O mar é o “espaço liso por excelência” – é o que afirmam Gilles Deleuze e Guattari, em Mil Platôs. Esse espaço seria ocupado por acontecimentos, muito mais do que por coisas formadas e já percebidas. No espaço “liso” não há distinção entre fios nem tampouco entrecruzamentos; há apenas um emaranhado de fibras. Já a paisagem, para os mesmos teóricos, seria o contrário: um espaço estriado, que se assemelha a um tecido com suas tramas de fios verticais e horizontais que se entrecruzam. Para eles, “o que cobre o espaço estriado […] é o céu como medida, e as qualidades visuais mensuráveis que derivam dele”. Quando privilegiamos o olhar para o mar, ou seja, para o espaço liso, há uma espécie de recusa daquela paisagem já formada, do espaço estriado, apontando para uma tentativa de construção de uma outra paisagem e de uma outra experiência com o espaço.

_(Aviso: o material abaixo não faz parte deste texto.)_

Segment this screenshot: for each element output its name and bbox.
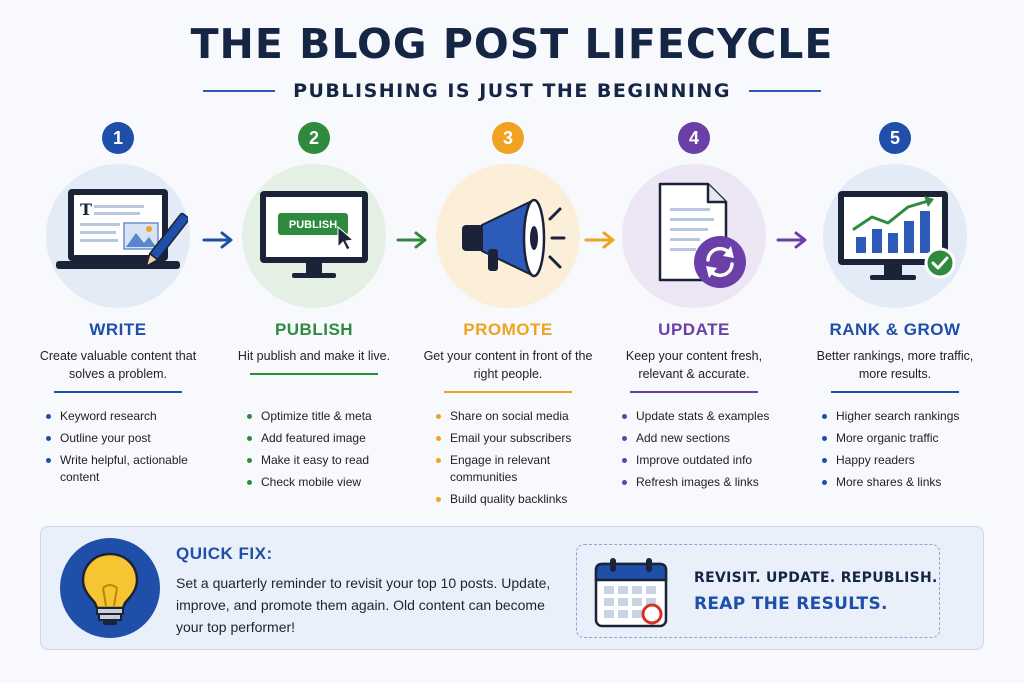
bullet-dot [622, 436, 627, 441]
bullet-dot [247, 458, 252, 463]
arrow-right-icon [776, 231, 807, 249]
bullet-dot [822, 458, 827, 463]
bullet-dot [822, 480, 827, 485]
step-number-1: 1 [102, 122, 134, 154]
stage-bullet-list: Keyword research Outline your post Write… [44, 408, 214, 491]
list-item: Write helpful, actionable content [44, 452, 214, 486]
arrow-right-icon [202, 231, 233, 249]
step-number-4: 4 [678, 122, 710, 154]
stage-bullet-list: Higher search rankings More organic traf… [820, 408, 990, 496]
slogan-line-2: REAP THE RESULTS. [694, 594, 888, 614]
list-item: Happy readers [820, 452, 990, 469]
quick-fix-title: QUICK FIX: [176, 544, 273, 563]
stage-description: Hit publish and make it live. [237, 349, 391, 363]
stage-bullet-list: Update stats & examples Add new sections… [620, 408, 790, 496]
stage-description: Better rankings, more traffic, more resu… [816, 349, 974, 381]
list-item: Refresh images & links [620, 474, 790, 491]
list-item: Share on social media [434, 408, 604, 425]
laptop-writing-icon: T [56, 189, 188, 269]
stage-icon-circle [436, 164, 580, 308]
stage-icon-circle: PUBLISH [242, 164, 386, 308]
bullet-dot [622, 414, 627, 419]
bullet-dot [247, 414, 252, 419]
list-item: Build quality backlinks [434, 491, 604, 508]
quick-fix-text: Set a quarterly reminder to revisit your… [176, 575, 551, 635]
stage-description: Get your content in front of the right p… [423, 349, 593, 381]
subtitle-right-line [748, 90, 821, 92]
list-item: Update stats & examples [620, 408, 790, 425]
stage-description: Keep your content fresh, relevant & accu… [625, 349, 763, 381]
svg-text:T: T [80, 200, 92, 219]
page-title: THE BLOG POST LIFECYCLE [190, 20, 834, 68]
stage-bullet-list: Optimize title & meta Add featured image… [245, 408, 415, 496]
list-item: Add new sections [620, 430, 790, 447]
bullet-dot [46, 458, 51, 463]
stage-icon-circle: T [46, 164, 190, 308]
step-number-3: 3 [492, 122, 524, 154]
page-subtitle: PUBLISHING IS JUST THE BEGINNING [293, 80, 731, 102]
bullet-dot [622, 458, 627, 463]
stage-title: WRITE [89, 320, 147, 339]
stage-divider [630, 391, 758, 393]
stage-write: 1 T WRITE Create valuable content that s… [22, 122, 214, 393]
bullet-dot [622, 480, 627, 485]
bullet-dot [436, 458, 441, 463]
stage-update: 4 UPDATE Keep your content fresh, releva… [598, 122, 790, 393]
stage-description: Create valuable content that solves a pr… [39, 349, 197, 381]
publish-button-label: PUBLISH [289, 219, 337, 231]
bullet-dot [436, 497, 441, 502]
bullet-dot [247, 436, 252, 441]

Os trabalhos de Alexandre Wagner reunidos na mostra “Pequenos Formatos” colocam-se em um limiar entre o mar e paisagem: em muitos deles, as camadas de tinta se sobrepõem, formando um contínuo que nos confunde enquanto espectadores. A linha do horizonte quase se desmancha em nosso olhar, como quando estamos diante do mar. Em outros momentos, entretanto, um baixo horizonte se estende, ocupa e divide a tela. Há, nos trabalhos, uma latente vontade de paisagem interrompida pelo desejo de mar e do espaço liso, tal que escolha da escala dos trabalhos parece contradizer e afirmar tais desejos. A síntese e a abstração convergem com uma gestualidade mais contida, e revelam essa delicada relação; a escura paleta de cores transforma-se, entre mares e paisagens, em uma espécie de ode ao silêncio e a sua potência de criação.
Os mares e paisagens habitam o universo comum: não pertencem a ninguém, e, ao mesmo tempo, estão presentes no imaginário de todos. O seu lastro, porém, não é o real, mas está nas diversas representações pictóricas acumuladas ao longo da nossa história e cultura. O anonimato desses fragmentos do espaço, cujo árbitro é a memória coletiva, nos interpelam sobre uma possível partilha e experiência do sensível comum, e, ao mesmo tempo, nos interrogam sobre o incerto devir e sobre a possibilidade de uma percepção onírica.
Na maior parte dos trabalhos presentes na exposição, elementos colocam-se entre a continuidade dos mares e paisagens. Alguns deles funcionam, mesmo nos espaços lisos, como bandeiras ou demarcações que irrompem o percurso óptico ou apresentam-se como focos fulgantes de luz, cuja irradiação espraia-se pelas camadas de tinta do entorno. Com grande potência disruptiva, esses elementos operam como fendas nos espaços de representação e, ao apresentá-los, Alexandre Wagner testemunha a impossibilidade da coisa-espaço única e enuncia sua limiaridade.
Nesse sentido, o trabalho de Wagner aponta para uma outra possibilidade de se pensar o espaço e sua representação na contemporaneidade: entre o mar e paisagem, coloca-se um elemento de fratura. Entre as rugosidades do espaço, construídas e acumuladas pela história, e o espaço liso dos diversos mares que preenchem nosso olhar, somos tomados pelo extraordinário desses elementos-fratura. Em sua indefinição, eles apontam para uma potência localizada no espaço comum e nos lembram dos encontros e limites entre mar e paisagem.